More a creative artist than a businessman, Louboutin lost track of manufacturing timetables in 1993, and his second collection of shoes arrived in stores months later. It was a financial disaster. But in the tumult of the crisis, Louboutin kept designing shoes. One shoe was inspired by Andy Warhol’s Flowers and had cloth blossoms on top and a pink stacked heel.

Staring at the prototype, Louboutin felt something was missing. It lacked the punch of his original drawing and Warhol’s art. Lost in creative thought, he saw one of his assistants painting her nails bright red. Louboutin confiscated the red nail polish and painted it on the sole of the shoe prototype. The glossy red soles made the whole shoe design pop.

It was a simple, novel idea. Why do anything with the outsoles of shoes? That’s the part you walk on! Yet the glossy red soles did something extraordinary from a visual identity standpoint. Louboutin took something that had been ignored and considered of little value and made it visually exciting and valuable financially. Louboutin’s red soles project glamour and, no doubt, showy excess. The red soles are also brilliant breakthrough branding because they are immediately recognizable, and also, according to Louboutin, great for romance. “Men are like bulls,” Louboutin says, “they cannot resist the red sole.” With the success of the red sole, it’s been hard for rivals to resist copying his brand signature.

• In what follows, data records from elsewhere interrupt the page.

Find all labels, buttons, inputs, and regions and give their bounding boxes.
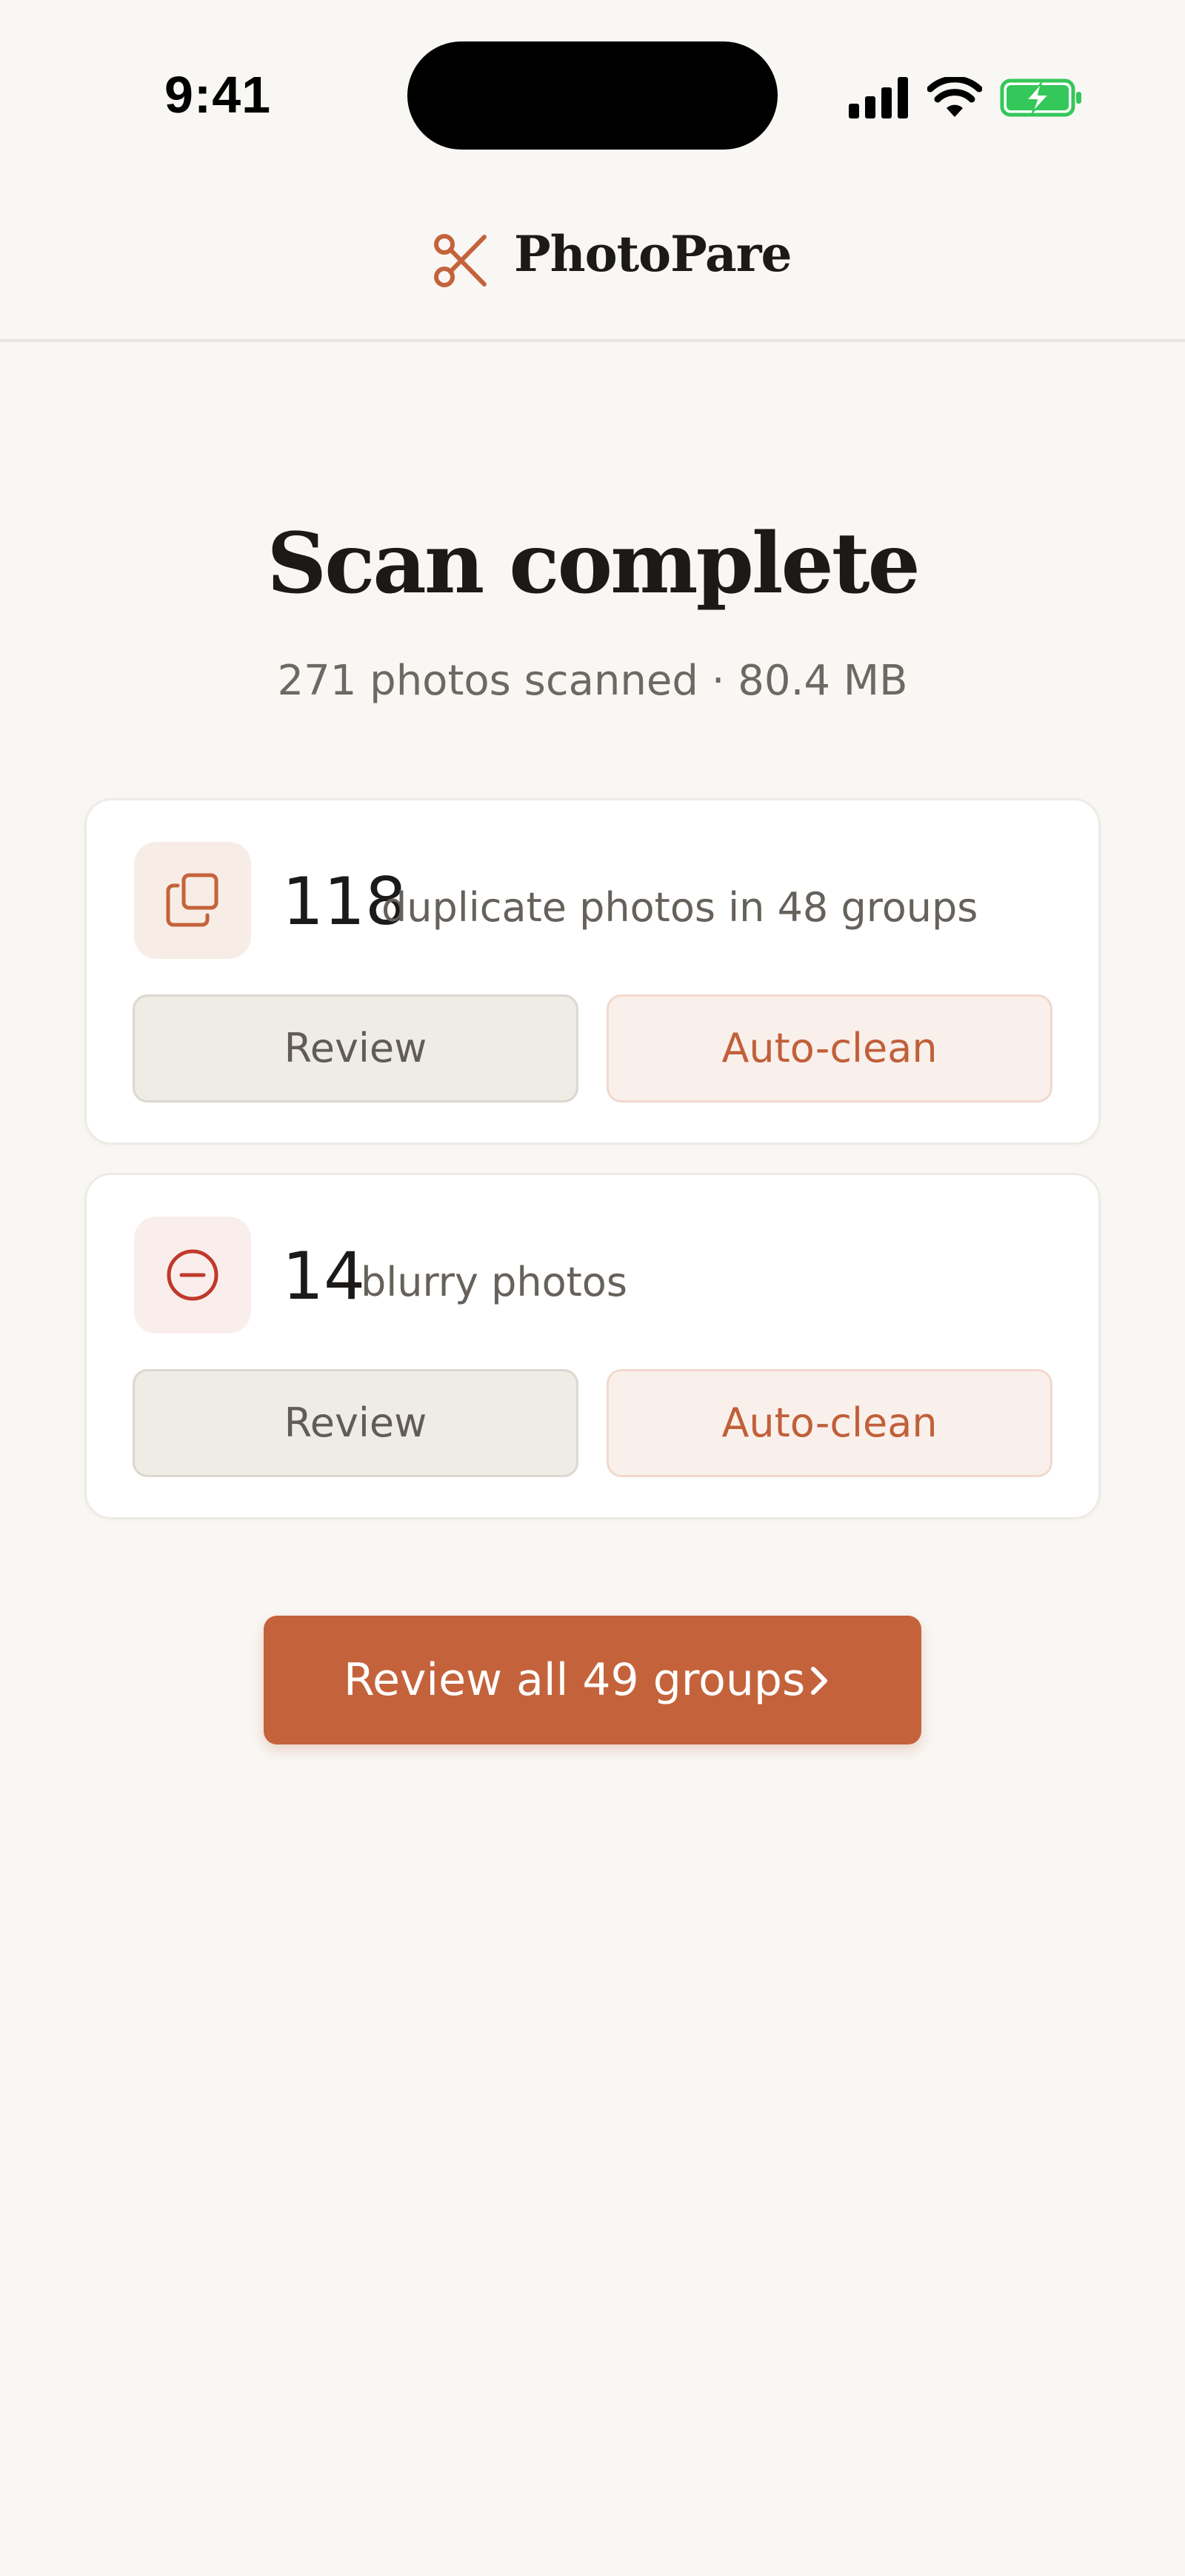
page-title: Scan complete — [267, 515, 921, 612]
review-blurry-button[interactable]: Review — [133, 1369, 578, 1477]
scan-summary: 271 photos scanned · 80.4 MB — [277, 657, 908, 705]
signal-icon — [849, 77, 908, 118]
app-header: PhotoPare — [0, 170, 1185, 342]
chevron-right-icon — [811, 1667, 827, 1695]
duplicates-card: 118 duplicate photos in 48 groups Review… — [84, 798, 1101, 1145]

Louboutin is also known for his iconic shoe shapes and wickedly high heels. His signature shoe is the Very Prive, a shoe he named and first sold in 2006. It has a towering high heel with an extreme hidden platform. Before the Very Prive, Louboutin wasn’t as well known as his competitor Manolo Blahnik, but the Very Prive, with its signature heel, sexy shape, and red soles, changed the pecking order in upscale shoe design.